Schmitt and Koellreutter were the most prominent among the renowned scholars who professed themselves followers of National Socialism. At first the new rulers noted Schmitt’s National Socialist conversion
29
with considerable gratitude: after all, he was a “leading figure,” a sharp critic of parliamentarianism, an advocate of the dictatorship of the Reich President, of the sovereign “order-creating decision,” and of the existential distinction between friend and foe. Hermann Göring rewarded him with the title of a Prussian councilor of state
(Staatsrat)
. There followed membership in the Academy for German Law, appointment as director of the University Teachers’ Group of the League of National Socialist German Jurists, and the job of editor of the leading law journal, the
Deutsche Juristen-Zeitung
. Schmitt in turn expressed his thanks with the infamous article “Der Führer schützt das Recht” (The Führer protects the law),
30
which gave constitutional absolution to the Röhm murders. Later, when he was in trouble, he also engaged in anti-Semitic propaganda, which will forever cast a dark shadow on his name.
31

Koellreutter, clearly inferior to Carl Schmitt in intellectual agility and eloquence, had been a supporter of National Socialism from the elections in September 1930. He was among those German Nationals who were now looking forward to the establishment of the “national constitutional state.” It was with this in mind that he wrote, as early as 1933, the first National Socialist constitutional theory, an outline of National Socialist constitutional law in 1935, and a textbook of administrative law in 1936.
32

However, the true core of the new National Socialist theory of constitutional and administrative law was formed by the group of professors who in 1933 almost simultaneously moved into professorial positions that had become vacant and who were initially clear supporters of the new system.

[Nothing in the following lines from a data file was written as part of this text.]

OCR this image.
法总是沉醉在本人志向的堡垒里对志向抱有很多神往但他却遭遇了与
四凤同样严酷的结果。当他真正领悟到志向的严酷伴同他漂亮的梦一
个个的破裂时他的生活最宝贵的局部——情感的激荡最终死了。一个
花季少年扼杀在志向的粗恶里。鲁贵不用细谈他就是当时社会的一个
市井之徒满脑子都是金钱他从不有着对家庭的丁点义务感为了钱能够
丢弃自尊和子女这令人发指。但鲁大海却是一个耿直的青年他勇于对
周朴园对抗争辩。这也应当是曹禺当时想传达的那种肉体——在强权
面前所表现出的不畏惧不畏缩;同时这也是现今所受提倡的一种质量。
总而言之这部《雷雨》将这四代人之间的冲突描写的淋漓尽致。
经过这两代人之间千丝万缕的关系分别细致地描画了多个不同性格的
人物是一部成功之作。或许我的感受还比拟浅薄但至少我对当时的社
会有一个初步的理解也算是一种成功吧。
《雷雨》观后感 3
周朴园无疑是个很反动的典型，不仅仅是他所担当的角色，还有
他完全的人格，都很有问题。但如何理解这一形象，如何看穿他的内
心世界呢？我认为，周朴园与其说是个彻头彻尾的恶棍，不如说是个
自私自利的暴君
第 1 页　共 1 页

It included Ernst Rudolf Huber
33
and Ernst Forsthoff,
34
Gustav Adolf Walz,
35
Herbert Krüger,
36
Theodor Maunz,
37
and at the fringes—even if always cautiously tempered—Ulrich Scheuner.
38
Paul Ritterbusch
39
and Reinhard Höhn
40
soon made a name for themselves as decidedly radical National Socialists. Höhn had come from the Order of Young Germans and now switched over to the SS. There were hardly any authors who came directly from work in the party and could have made themselves heard. At most one could mention
Helmut Nicolai,
41
author of
Rassengesetzliche Rechtslehre
(Legal theory of racial laws) and a booklet entitled
Der Staat im nationalsozialistischen Weltbild
(The state in National Socialist ideology [1933]).